Scenarios for next 6M: property revival or generalised deflation

None of this is to argue with any conviction that the property sector is now about to turn up once again. To be frank, the observations made here about the low level of mortgage rates and the historical relationship between interest costs for buyers and the property market weren't useful guides to the direction of the market in 2021. Despite incremental loosening that began in September last year, the developer sector has remained mired in deep trouble. In the short term it is difficult for property buying to rise if potential purchases aren't allowed out of their homes. More broadly, the covid lockdowns are bad for China's growth in general, while the ongoing zero covid policy will likely mean yet slower growth in household income.

That said, in addition to more policy support for property, the crisis of the last few weeks has also produced a collapse in confidence in what should be the other choices available to households looking to invest - or, if you like, speculate. There isn't strong evidence that the stockmarket and the property market are mutually exclusive investment choices for the Chinese people. As often as not, the two markets tend to move together, with improving sentiment during upturns resulting in a shift of household deposits into more liquid forms that lifts prices in the economy in general. But the recent calamitous performance of the equity market, happening when property prices are at least reported to be holding firm, isn't likely to be encouraging bigger allocations to equities.

It isn't clear - to me at least - where the current consensus is on the outlook for property. There is certainly a lot of pessimism around, and reasonable arguments that the policy shock to the real estate sector has produced an irreversible structural shift down. But there are some establishment economists warning of a rebound in property later this year, and I would agree that this is a risk worth highlighting. The indicators that would suggest that is happening, apart from the obvious ones of rising developer equities and stronger daily property transactions, would be a turn up in buyer sentiment surveys, an increase in mortgage borrowing, and a rise in liquidity preference of households. These indicators are not flashing green yet. But if they do start to, the macro implication would be fairly straightforward, in the sense of signalling a cyclical recovery in the economy.
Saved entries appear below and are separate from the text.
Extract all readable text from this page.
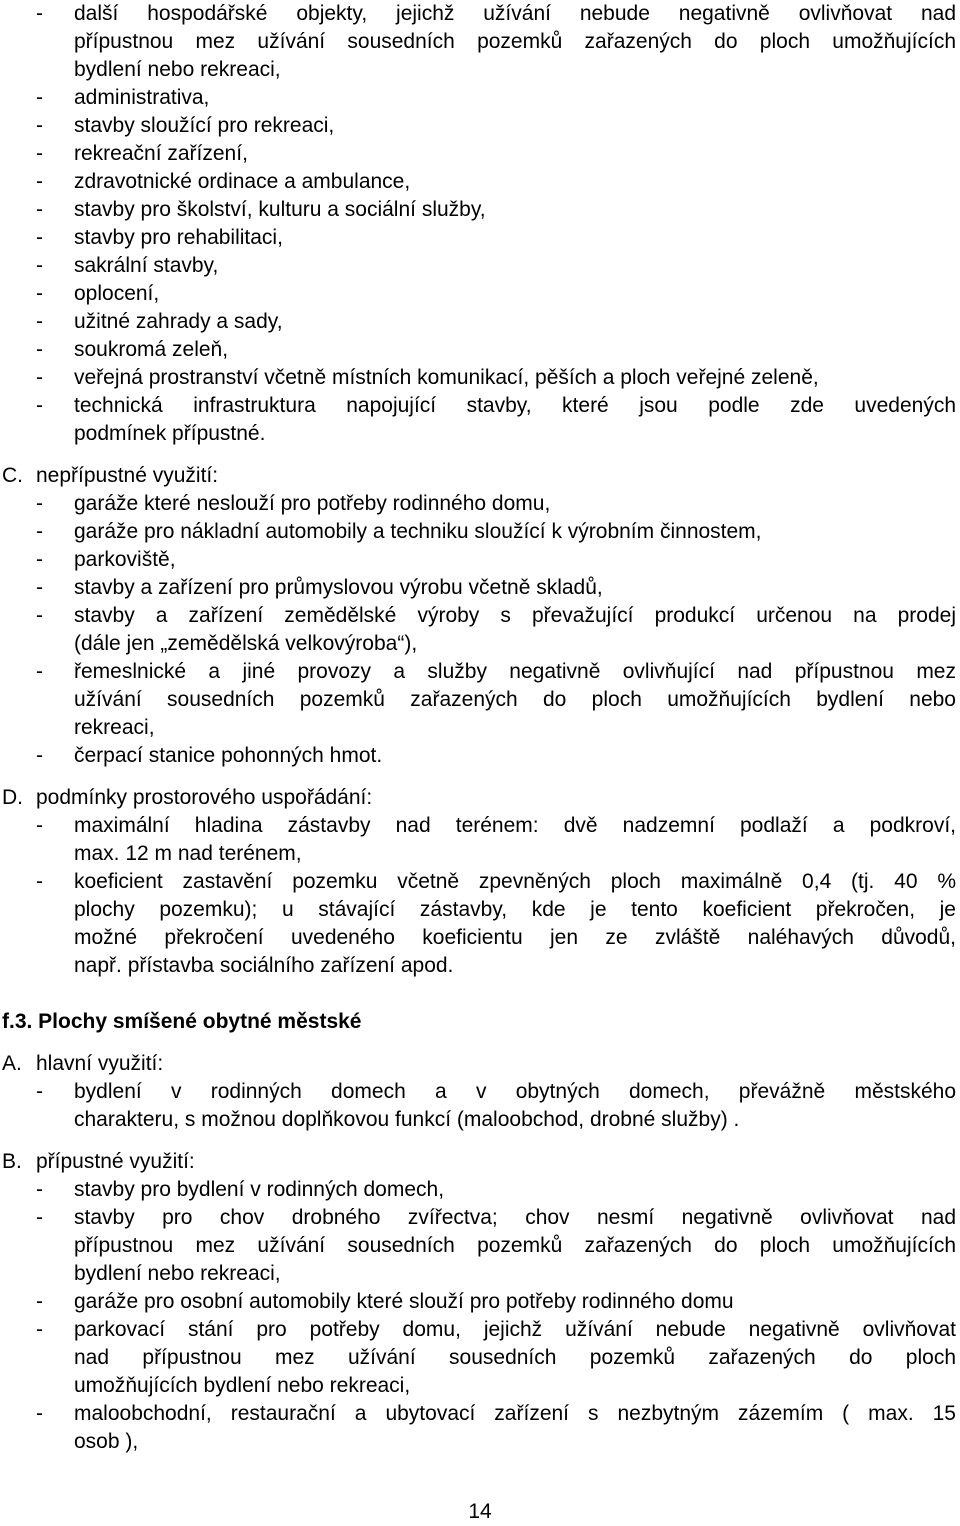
- další hospodářské objekty, jejichž užívání nebude negativně ovlivňovat nad
přípustnou mez užívání sousedních pozemků zařazených do ploch umožňujících
bydlení nebo rekreaci,
- administrativa,
- stavby sloužící pro rekreaci,
- rekreační zařízení,
- zdravotnické ordinace a ambulance,
- stavby pro školství, kulturu a sociální služby,
- stavby pro rehabilitaci,
- sakrální stavby,
- oplocení,
- užitné zahrady a sady,
- soukromá zeleň,
- veřejná prostranství včetně místních komunikací, pěších a ploch veřejné zeleně,
- technická infrastruktura napojující stavby, které jsou podle zde uvedených
podmínek přípustné.
C. nepřípustné využití:
- garáže které neslouží pro potřeby rodinného domu,
- garáže pro nákladní automobily a techniku sloužící k výrobním činnostem,
- parkoviště,
- stavby a zařízení pro průmyslovou výrobu včetně skladů,
- stavby a zařízení zemědělské výroby s převažující produkcí určenou na prodej
(dále jen „zemědělská velkovýroba“),
- řemeslnické a jiné provozy a služby negativně ovlivňující nad přípustnou mez
užívání sousedních pozemků zařazených do ploch umožňujících bydlení nebo
rekreaci,
- čerpací stanice pohonných hmot.
D. podmínky prostorového uspořádání:
- maximální hladina zástavby nad terénem: dvě nadzemní podlaží a podkroví,
max. 12 m nad terénem,
- koeficient zastavění pozemku včetně zpevněných ploch maximálně 0,4 (tj. 40 %
plochy pozemku); u stávající zástavby, kde je tento koeficient překročen, je
možné překročení uvedeného koeficientu jen ze zvláště naléhavých důvodů,
např. přístavba sociálního zařízení apod.
f.3. Plochy smíšené obytné městské
A. hlavní využití:
- bydlení v rodinných domech a v obytných domech, převážně městského
charakteru, s možnou doplňkovou funkcí (maloobchod, drobné služby) .
B. přípustné využití:
- stavby pro bydlení v rodinných domech,
- stavby pro chov drobného zvířectva; chov nesmí negativně ovlivňovat nad
přípustnou mez užívání sousedních pozemků zařazených do ploch umožňujících
bydlení nebo rekreaci,
- garáže pro osobní automobily které slouží pro potřeby rodinného domu
- parkovací stání pro potřeby domu, jejichž užívání nebude negativně ovlivňovat
nad přípustnou mez užívání sousedních pozemků zařazených do ploch
umožňujících bydlení nebo rekreaci,
- maloobchodní, restaurační a ubytovací zařízení s nezbytným zázemím ( max. 15
osob ),
14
Given current interest rate settings for property buyers, the consequence of such a recovery not happening would be equally important. Perhaps the population can become pessimistic about prices in the property sector without broader consequences. Probably though, households becoming concerned about falling prices in housing would mean expectations for deflation in the economy more broadly. That would be quite the contrast with the rest of the world, given the current fear of inflation that has become so widespread. It would also mean that while as low as interest rates currently are in China, there would still be room for them to fall further.